Throughout the Pacific, contemporary expressions of customary practice – from weaving and pottery to performance – are thriving alongside explorations of new media and technology. The Women’s Wealth project explores the significance of these practices in the Autonomous Region of Bougainville in Papua New Guinea, and the nearby islands of Choiseul Province and the Shortland Islands in the Solomon Archipelago. These areas share longstanding cultural and linguistic connections, in particular histories of matriarchal authority and environmental damage resulting from foreign-owned mining, logging and development.
For Women’s Wealth, a group of Australian artists worked with their Bougainville and Solomon counterparts in a workshop held at the Nazareth Rehabilitation Centre on Bougainville in September 2017 to reflect on their shared histories and to learn from each other.
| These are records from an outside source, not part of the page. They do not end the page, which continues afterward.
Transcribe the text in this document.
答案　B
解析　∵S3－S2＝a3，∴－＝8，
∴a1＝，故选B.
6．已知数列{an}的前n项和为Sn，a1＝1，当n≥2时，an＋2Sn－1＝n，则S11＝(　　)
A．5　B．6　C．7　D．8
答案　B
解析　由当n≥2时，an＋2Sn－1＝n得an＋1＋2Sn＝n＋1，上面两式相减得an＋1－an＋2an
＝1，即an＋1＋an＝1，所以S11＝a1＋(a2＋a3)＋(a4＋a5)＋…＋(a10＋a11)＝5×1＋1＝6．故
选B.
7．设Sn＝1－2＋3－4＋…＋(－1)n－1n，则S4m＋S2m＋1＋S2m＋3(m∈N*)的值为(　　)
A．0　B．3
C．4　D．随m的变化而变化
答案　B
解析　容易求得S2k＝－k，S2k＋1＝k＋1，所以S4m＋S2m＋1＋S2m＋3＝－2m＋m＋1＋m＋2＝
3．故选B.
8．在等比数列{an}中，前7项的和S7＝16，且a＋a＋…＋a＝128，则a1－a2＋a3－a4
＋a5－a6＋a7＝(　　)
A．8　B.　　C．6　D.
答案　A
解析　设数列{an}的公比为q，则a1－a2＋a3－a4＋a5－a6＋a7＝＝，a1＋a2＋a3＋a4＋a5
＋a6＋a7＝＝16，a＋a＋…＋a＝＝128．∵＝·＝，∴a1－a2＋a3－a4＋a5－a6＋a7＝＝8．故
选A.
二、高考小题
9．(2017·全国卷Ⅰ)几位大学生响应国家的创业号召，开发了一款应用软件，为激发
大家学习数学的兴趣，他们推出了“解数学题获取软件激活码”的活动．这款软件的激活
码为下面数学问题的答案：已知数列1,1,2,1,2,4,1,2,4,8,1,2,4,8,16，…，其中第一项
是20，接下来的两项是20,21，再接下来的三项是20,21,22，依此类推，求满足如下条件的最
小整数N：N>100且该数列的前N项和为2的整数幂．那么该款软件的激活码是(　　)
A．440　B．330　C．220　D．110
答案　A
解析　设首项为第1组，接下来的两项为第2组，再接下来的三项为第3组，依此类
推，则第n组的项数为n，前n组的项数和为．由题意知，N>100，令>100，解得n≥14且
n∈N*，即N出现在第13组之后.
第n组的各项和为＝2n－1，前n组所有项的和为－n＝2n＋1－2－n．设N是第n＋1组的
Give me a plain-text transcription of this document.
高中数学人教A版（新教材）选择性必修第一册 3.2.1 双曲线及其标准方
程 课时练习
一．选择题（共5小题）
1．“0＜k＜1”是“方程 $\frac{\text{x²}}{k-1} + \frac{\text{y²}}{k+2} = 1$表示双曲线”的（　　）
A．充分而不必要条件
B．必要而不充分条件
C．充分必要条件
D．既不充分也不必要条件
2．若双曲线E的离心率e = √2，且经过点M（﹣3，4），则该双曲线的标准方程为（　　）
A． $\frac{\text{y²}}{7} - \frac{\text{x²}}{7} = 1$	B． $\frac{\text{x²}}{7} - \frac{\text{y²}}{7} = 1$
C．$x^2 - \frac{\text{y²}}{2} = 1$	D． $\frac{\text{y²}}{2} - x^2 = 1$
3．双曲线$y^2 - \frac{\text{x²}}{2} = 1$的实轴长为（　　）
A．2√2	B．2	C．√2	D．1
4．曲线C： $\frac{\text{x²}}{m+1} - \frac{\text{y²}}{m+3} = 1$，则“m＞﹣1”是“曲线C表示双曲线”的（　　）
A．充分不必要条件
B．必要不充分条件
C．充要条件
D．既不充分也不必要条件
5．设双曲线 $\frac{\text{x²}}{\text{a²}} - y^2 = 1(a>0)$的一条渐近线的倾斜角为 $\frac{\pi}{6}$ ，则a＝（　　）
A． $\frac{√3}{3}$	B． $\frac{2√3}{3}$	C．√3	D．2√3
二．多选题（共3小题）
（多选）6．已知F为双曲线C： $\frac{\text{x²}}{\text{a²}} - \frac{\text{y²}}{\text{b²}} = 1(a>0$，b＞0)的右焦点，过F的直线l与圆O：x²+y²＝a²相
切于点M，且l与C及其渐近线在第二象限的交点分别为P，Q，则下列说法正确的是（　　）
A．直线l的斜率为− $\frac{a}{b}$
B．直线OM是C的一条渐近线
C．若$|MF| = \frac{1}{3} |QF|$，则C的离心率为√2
In the process, they established new creative relationships and strong understandings.
Developed especially for APT9 with co-curator Sana Balai, the Women’s Wealth project promotes a belief in the capacity of art as a sustainable and socially responsible practice. Focusing on vibrant cultural practices such as weaving, pottery and body adornment, alongside video and new media, the project celebrates these practices as forms of great aesthetic and cultural significance, which assert continuing connections to people and place, transfer knowledge and support livelihoods, while promoting collective agency and authority.